Why Does Life Exist?

Functional information measures how rare functional configurations are. Wong and colleagues argue that selection should drive a law of increasing functional information. This is often read as a claim that complexity must increase. Here I give a different interpretation, which is that survivors tend to be the systems that did not overcommit. I model a system as a policy π, meaning a bundle of commitments expressed in a finite embodied vocabulary. New selection pressures arrive as a set of future requirements drawn from the unobserved outcome set U. A currently viable policy leaves an unobserved buffer Bπ ⊆ U of outcomes it still permits. Under a maximally ignorant novelty model, the survival probability of π is exactly 2|Bπ| − |U|. Under any exchangeable novelty prior, survival remains monotone in Bπ. So persistence under novelty favours weak policies, where weakness counts the compatible completions left open. I define degree of future function as survival probability and functional information as Hazen and Szostak rarity within the currently viable set. Conditioning on persistence reweights the viable set toward larger buffers and therefore toward higher functional information.
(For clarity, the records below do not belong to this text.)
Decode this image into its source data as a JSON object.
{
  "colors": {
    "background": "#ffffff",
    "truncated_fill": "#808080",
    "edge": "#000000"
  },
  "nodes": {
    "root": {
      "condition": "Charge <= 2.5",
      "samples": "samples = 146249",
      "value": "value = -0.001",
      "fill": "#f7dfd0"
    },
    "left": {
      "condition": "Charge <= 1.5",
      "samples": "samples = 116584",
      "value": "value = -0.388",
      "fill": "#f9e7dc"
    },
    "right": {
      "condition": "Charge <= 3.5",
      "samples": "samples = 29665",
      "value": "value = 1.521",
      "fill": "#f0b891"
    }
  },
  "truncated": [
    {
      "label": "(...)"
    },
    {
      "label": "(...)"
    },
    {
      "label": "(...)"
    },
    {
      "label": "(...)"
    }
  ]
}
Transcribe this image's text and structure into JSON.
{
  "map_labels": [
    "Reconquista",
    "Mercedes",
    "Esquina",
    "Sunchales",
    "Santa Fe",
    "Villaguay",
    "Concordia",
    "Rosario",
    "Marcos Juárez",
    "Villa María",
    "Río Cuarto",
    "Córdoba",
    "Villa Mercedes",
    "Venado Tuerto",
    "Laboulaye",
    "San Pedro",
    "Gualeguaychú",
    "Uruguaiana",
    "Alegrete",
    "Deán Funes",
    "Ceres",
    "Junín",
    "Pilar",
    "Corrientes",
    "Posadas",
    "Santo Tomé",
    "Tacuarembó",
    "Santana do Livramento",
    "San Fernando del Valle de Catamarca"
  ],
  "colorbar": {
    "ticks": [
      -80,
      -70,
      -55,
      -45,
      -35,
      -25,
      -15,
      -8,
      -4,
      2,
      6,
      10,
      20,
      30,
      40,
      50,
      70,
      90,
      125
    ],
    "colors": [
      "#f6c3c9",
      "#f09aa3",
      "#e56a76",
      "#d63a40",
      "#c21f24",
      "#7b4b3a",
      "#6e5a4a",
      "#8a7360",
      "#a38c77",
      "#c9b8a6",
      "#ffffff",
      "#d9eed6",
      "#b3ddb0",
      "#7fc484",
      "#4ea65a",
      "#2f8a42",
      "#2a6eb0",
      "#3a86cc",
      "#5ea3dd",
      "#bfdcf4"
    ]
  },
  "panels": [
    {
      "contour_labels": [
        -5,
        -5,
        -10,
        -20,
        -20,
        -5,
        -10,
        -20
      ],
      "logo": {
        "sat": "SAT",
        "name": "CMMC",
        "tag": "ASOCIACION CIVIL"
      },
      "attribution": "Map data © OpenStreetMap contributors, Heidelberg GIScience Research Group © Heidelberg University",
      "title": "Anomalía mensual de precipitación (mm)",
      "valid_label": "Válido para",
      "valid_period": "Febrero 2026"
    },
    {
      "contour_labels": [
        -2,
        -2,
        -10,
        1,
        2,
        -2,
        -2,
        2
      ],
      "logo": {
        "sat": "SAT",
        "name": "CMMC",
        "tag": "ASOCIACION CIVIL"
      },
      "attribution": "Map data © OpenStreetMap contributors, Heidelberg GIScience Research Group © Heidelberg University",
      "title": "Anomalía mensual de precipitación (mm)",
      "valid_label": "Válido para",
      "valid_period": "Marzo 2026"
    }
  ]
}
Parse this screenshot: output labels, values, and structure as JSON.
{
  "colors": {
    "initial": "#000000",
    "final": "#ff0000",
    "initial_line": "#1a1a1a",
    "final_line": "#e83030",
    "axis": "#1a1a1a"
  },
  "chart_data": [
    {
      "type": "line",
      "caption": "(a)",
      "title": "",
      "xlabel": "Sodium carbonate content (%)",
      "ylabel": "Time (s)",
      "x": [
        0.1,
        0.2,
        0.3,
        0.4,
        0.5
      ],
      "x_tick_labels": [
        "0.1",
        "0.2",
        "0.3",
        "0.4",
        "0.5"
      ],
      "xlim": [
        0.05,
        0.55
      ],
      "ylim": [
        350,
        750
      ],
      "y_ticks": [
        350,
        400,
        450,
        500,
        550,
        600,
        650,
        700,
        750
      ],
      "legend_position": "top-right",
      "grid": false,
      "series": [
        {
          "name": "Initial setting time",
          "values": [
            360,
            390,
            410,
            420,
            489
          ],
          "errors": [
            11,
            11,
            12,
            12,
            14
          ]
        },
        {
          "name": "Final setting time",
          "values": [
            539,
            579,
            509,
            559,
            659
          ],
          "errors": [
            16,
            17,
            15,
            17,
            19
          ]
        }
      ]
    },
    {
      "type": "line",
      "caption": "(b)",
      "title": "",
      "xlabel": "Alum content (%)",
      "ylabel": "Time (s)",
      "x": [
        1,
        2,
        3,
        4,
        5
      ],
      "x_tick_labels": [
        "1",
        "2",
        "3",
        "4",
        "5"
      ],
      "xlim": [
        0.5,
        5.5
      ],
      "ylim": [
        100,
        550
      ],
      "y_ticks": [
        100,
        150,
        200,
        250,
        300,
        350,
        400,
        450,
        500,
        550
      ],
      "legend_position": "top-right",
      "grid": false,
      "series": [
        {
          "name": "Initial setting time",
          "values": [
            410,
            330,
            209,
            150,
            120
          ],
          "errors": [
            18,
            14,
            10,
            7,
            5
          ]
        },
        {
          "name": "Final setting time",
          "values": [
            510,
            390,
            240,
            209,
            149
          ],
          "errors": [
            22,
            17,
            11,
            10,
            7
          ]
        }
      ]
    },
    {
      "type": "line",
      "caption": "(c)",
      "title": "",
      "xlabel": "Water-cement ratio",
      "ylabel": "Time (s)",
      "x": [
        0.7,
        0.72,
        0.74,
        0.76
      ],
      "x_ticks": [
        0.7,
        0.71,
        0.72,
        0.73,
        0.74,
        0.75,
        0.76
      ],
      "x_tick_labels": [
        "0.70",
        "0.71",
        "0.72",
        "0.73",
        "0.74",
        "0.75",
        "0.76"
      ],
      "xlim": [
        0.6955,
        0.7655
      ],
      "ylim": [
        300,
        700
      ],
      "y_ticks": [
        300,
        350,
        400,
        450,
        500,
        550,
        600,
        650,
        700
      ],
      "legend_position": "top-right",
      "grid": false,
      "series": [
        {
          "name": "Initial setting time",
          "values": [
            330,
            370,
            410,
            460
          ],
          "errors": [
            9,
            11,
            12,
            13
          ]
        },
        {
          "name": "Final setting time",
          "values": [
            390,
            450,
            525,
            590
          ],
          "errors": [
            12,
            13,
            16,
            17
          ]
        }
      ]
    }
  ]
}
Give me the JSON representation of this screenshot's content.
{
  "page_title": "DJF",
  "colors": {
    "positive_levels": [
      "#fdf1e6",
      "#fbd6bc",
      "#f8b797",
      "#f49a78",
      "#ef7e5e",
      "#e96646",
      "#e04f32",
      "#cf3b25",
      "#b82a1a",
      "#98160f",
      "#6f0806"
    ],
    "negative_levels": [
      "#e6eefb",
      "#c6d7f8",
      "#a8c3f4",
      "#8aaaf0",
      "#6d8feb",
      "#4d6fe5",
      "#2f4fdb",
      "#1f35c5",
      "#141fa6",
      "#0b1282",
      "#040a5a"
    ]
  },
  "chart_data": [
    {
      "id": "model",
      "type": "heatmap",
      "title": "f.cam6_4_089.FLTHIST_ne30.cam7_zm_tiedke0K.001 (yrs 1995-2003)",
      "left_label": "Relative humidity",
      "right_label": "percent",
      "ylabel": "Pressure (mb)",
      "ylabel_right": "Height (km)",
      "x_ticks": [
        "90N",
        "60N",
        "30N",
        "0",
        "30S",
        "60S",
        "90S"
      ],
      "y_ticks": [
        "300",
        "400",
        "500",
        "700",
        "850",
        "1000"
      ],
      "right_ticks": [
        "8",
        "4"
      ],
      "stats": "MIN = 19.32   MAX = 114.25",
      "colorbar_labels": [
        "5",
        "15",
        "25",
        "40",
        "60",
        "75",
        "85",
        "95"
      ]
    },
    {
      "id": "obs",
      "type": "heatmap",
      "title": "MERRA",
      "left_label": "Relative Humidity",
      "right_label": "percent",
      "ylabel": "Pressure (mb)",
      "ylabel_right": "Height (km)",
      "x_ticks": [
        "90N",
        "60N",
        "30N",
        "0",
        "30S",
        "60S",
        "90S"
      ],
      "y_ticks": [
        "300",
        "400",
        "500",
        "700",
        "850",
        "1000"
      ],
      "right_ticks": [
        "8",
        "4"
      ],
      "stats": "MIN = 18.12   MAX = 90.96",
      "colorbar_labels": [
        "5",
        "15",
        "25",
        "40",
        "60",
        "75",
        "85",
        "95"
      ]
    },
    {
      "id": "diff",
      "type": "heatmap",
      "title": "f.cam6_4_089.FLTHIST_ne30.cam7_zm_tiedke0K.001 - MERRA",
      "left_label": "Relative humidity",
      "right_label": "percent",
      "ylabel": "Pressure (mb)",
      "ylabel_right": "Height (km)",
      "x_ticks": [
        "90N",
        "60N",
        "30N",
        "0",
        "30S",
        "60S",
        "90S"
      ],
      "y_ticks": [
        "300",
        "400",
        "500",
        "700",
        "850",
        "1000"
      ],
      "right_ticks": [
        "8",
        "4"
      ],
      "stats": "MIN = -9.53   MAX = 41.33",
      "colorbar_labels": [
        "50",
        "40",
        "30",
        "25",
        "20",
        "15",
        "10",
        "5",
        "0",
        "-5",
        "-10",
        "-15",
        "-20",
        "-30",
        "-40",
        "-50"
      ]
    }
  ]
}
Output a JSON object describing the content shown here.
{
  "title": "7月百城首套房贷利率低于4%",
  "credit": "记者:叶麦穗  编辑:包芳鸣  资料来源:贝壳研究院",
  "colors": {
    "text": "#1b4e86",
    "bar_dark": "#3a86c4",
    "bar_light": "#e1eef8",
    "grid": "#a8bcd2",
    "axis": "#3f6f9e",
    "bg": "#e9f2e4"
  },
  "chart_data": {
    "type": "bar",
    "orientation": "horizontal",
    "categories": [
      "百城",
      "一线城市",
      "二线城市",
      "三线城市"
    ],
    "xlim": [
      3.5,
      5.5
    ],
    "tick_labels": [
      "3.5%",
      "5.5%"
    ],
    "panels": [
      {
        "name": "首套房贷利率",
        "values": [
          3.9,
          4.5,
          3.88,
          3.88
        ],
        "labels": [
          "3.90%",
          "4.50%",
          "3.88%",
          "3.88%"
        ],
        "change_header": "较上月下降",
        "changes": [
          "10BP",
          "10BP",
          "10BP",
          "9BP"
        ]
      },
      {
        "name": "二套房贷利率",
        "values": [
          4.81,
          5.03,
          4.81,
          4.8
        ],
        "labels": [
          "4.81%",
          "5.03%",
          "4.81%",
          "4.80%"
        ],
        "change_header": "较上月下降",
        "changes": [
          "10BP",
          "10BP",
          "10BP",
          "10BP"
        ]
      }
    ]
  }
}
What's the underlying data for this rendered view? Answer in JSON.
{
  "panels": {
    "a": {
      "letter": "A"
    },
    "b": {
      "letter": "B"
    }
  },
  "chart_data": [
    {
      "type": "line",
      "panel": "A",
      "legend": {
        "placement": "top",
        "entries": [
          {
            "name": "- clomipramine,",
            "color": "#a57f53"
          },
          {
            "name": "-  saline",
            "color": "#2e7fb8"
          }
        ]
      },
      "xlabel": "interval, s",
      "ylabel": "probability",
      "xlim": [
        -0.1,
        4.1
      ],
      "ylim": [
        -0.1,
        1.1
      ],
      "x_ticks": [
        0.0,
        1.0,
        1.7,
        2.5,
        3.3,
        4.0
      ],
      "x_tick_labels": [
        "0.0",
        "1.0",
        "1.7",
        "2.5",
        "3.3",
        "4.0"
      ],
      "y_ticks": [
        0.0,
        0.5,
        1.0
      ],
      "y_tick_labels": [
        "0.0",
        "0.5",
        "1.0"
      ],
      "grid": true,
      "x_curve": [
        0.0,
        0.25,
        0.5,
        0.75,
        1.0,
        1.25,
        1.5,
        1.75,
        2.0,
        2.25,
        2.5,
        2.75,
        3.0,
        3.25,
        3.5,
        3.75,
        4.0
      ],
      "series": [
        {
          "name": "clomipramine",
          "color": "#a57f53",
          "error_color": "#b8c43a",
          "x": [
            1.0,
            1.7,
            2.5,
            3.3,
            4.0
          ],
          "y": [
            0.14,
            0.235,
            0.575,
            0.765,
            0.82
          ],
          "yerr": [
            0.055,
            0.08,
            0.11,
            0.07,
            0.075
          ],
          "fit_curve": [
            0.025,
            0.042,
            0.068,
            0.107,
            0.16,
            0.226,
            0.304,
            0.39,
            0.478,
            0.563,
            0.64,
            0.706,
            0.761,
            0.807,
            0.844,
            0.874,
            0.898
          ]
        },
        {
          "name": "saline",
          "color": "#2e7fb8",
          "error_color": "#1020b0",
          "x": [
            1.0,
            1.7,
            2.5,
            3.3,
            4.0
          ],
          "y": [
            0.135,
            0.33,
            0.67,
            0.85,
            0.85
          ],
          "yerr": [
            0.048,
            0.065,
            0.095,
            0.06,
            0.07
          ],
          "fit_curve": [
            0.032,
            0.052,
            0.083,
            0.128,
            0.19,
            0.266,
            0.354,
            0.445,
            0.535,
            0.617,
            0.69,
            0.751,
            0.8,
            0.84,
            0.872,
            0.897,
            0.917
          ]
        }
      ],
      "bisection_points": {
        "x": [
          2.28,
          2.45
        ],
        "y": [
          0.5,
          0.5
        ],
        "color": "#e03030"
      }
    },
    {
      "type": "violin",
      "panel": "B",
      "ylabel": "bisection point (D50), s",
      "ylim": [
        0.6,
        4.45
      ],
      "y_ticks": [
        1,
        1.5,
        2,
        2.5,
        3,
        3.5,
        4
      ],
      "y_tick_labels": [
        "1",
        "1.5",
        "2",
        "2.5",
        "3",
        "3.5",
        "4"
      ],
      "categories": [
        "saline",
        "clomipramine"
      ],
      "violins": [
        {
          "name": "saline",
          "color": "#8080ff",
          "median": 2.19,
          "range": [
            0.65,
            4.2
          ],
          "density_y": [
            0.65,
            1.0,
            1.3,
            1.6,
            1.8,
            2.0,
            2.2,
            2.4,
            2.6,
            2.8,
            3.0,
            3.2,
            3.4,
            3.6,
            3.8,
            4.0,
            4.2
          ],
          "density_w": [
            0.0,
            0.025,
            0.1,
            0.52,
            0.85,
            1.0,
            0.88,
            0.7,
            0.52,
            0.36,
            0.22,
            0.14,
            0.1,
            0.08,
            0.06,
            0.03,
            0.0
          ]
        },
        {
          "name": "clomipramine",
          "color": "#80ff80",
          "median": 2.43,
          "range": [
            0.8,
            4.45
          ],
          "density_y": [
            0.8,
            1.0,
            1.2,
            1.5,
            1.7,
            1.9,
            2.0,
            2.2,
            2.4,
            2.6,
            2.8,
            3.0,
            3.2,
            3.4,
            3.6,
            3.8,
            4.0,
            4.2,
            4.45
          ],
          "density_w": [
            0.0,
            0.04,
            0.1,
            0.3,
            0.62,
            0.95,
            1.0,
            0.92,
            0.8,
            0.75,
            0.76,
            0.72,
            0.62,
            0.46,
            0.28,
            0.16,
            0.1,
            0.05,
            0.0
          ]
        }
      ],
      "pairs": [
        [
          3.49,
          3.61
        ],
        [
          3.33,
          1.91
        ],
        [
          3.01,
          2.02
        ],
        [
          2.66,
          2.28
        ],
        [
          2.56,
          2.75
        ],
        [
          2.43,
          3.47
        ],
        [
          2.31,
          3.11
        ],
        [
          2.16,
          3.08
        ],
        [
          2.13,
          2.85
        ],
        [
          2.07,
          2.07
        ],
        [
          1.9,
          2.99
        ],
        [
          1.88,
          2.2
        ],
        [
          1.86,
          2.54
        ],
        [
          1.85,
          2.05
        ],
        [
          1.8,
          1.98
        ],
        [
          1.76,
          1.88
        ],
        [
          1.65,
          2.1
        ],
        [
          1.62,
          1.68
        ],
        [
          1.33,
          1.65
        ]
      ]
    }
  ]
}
This yields a mathematical analogue of the proposed law under explicit assumptions. Supplementary analysis quantifies how much structured novelty is needed before that buffer size ordering can reverse. In fully enumerated toy worlds, weakness maximisation improves mean log survival probability relative to random choice. Weakness and simplicity are not the same thing. Weakness helps a system persist under novelty, because it keeps more futures compatible. Simplicity helps a system persist because there is less to break, which obviates the need for repair. Complexity requires self-repair to persist, increasing weakness. Life is persistent complexity. In between complex life and simple nonlife is the void of the unviable: complexity which is not alive.